Он ясно еще и не знал: кому надо мстить? Порой казалось, что виною его позора и гибели -- эти ненавистные стрельцы, ради которых верховные бояре привели на площадь и будут казнить батогами своего верного слугу.
Перхуров знал, что царю и правителям он служил верно. Земли не предавал. Но тут же являлась новая мысль: "Если бы не струсили бояре, будь на троне настоящий царь, а не ребенок, который может только глядеть из чужих рук?! О, тогда и пикнуть не смели бы собаки-стрельцы... Эти трусы, в сущности, наглеющие, когда видят, что их боятся, убегающие без оглядки, чуть перед ними станет настоящий, серьезный противник и враг...".
И месть себялюбивым, глупым, жадным боярам казалась ему и справедливее и слаще, чем месть грубым, темным, вечно пьяным мужикам с пищалями и бердышами в руках, какими, в сущности, были стрельцы.
Мечта о мести заслоняет собой в душе Перхурова даже весь ужас того, что вот-вот сейчас разразится над ним здесь, на людной площади, в глазах всего народа...
Почти такие же думы одолевают Титова, и его лицо покрывается пятнами от тех же тяжелых ощущений. Но утешается Титов иначе: "Ково не казнили у нас на Руси?.. Бывало, и царским родичам не то батогов всыпали, а до смерти убивали, душили, топили, глаза выжигали... Не я первый, не я последний... Вон, Христос, куды святее нас, окаянных... Сын Божий, а боле терпел. И нам так велел. Зачтется это. Бог видит правду, хоша и не скоро скажет. Он заплатит гонителям, еретикам, никоновцам...".

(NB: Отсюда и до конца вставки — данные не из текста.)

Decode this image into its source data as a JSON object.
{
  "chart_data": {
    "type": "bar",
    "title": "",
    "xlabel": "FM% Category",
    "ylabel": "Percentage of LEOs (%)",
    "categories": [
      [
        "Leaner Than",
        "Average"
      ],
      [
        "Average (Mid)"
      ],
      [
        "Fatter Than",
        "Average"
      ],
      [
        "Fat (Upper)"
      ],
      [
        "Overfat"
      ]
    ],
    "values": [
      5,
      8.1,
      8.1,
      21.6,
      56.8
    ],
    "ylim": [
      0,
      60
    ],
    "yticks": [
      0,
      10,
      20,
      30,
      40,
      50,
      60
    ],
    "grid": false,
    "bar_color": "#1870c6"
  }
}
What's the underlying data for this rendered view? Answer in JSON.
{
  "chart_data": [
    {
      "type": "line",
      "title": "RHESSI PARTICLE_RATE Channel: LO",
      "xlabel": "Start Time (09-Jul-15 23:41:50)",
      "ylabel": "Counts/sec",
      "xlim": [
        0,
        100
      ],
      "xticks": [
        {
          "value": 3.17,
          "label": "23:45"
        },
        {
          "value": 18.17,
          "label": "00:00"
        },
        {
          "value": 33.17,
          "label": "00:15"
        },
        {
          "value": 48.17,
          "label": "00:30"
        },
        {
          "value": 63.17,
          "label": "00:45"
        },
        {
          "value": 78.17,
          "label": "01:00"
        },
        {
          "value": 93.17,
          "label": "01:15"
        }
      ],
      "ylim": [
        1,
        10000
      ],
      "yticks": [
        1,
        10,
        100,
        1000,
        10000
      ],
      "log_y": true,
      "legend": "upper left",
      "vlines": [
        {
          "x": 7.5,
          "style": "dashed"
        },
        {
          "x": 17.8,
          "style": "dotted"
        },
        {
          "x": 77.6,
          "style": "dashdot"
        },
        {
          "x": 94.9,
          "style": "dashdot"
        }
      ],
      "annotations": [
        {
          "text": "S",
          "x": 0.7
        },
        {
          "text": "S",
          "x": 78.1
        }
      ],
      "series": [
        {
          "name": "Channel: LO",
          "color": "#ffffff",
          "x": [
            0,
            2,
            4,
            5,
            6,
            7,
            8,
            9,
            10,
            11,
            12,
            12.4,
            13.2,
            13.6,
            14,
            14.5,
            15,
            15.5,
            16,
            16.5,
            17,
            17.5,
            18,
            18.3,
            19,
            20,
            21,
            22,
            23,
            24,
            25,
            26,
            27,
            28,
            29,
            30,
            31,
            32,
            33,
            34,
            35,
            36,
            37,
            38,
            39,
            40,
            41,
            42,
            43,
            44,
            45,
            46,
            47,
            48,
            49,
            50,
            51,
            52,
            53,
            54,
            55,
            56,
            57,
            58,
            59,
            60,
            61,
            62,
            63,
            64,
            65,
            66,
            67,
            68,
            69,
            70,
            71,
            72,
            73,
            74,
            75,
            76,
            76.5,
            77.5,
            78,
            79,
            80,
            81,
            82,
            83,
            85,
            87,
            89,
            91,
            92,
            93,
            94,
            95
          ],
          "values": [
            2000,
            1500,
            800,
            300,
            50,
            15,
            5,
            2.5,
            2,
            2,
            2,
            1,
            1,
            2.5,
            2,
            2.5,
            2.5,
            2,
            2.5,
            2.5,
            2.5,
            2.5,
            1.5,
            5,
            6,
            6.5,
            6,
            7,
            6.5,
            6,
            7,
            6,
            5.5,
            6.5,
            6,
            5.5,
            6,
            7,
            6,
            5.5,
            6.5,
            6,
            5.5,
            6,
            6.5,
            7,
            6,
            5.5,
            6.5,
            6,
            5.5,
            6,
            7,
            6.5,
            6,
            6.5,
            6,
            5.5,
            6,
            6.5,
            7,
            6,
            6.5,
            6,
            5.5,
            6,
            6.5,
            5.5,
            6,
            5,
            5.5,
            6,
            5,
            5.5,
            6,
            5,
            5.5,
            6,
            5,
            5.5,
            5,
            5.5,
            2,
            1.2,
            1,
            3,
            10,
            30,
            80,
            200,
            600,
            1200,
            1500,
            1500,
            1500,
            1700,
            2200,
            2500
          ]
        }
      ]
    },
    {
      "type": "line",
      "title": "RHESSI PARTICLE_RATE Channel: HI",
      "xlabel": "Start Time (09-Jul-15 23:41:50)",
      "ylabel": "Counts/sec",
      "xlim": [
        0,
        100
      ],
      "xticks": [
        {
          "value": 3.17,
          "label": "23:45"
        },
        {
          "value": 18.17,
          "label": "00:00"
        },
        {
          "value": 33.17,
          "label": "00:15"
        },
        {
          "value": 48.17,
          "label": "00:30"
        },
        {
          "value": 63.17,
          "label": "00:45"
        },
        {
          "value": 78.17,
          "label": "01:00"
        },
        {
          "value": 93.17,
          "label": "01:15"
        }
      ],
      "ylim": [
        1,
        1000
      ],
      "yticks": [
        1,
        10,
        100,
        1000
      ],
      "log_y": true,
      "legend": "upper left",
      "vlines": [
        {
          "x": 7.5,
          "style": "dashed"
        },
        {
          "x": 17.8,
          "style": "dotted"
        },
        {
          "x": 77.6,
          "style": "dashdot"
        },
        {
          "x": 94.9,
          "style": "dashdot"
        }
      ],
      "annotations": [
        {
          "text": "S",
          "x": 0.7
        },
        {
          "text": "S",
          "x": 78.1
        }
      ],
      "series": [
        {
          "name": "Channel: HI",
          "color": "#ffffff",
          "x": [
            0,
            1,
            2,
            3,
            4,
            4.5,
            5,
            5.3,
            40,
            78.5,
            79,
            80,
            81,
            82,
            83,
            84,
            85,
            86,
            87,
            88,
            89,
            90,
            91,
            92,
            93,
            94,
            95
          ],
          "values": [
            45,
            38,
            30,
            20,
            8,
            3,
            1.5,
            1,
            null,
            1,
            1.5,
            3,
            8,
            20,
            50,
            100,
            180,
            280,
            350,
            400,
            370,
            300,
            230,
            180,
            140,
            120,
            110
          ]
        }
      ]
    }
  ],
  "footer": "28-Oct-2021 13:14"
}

Утешает себя так Титов. А все-таки совсем в угол уткнулся лицом. Зазорно ему, властному, общему наставнику, чье слово было законом не для одной сотни и тысячи людей, стоять здесь и ждать торговой унизительной казни...
Шарообразный, ожирелый, совсем омертвелый Грибоедов -- и сесть не может. Прислонился плечом к лестнице, опустил короткие, заплывшие жиром, волосатые руки на свой необъятный живот и стоит в оцепенении. Ему все равно сейчас, что скажут люди, что ждет его. Вся жизнь сломлена, опрокинута, смята... Но и эта мысль тупо, сонно проползает в утомленном мозгу.
И только что-то сосет под ложечкой. Сейчас время, когда обычно этот обжора садился за трапезу. Голод, мучительный, сверлящий внутренности и вызывающий ломоту в костях, -- вот что ощущает сейчас полковник. И отдал бы сотню червонцев за сочный кусок мяса, за хороший, жирный пирог или звено свежей рыбы.
Худенький, востроносый, юркий Глебов стоит, бегая кругом своими сверлящими глазками. Не то он соображает: нельзя ли убежать? Не то думает: как бы и кого подкупить, чтобы отвертеться от кары, от грозящего неизбежного разорения?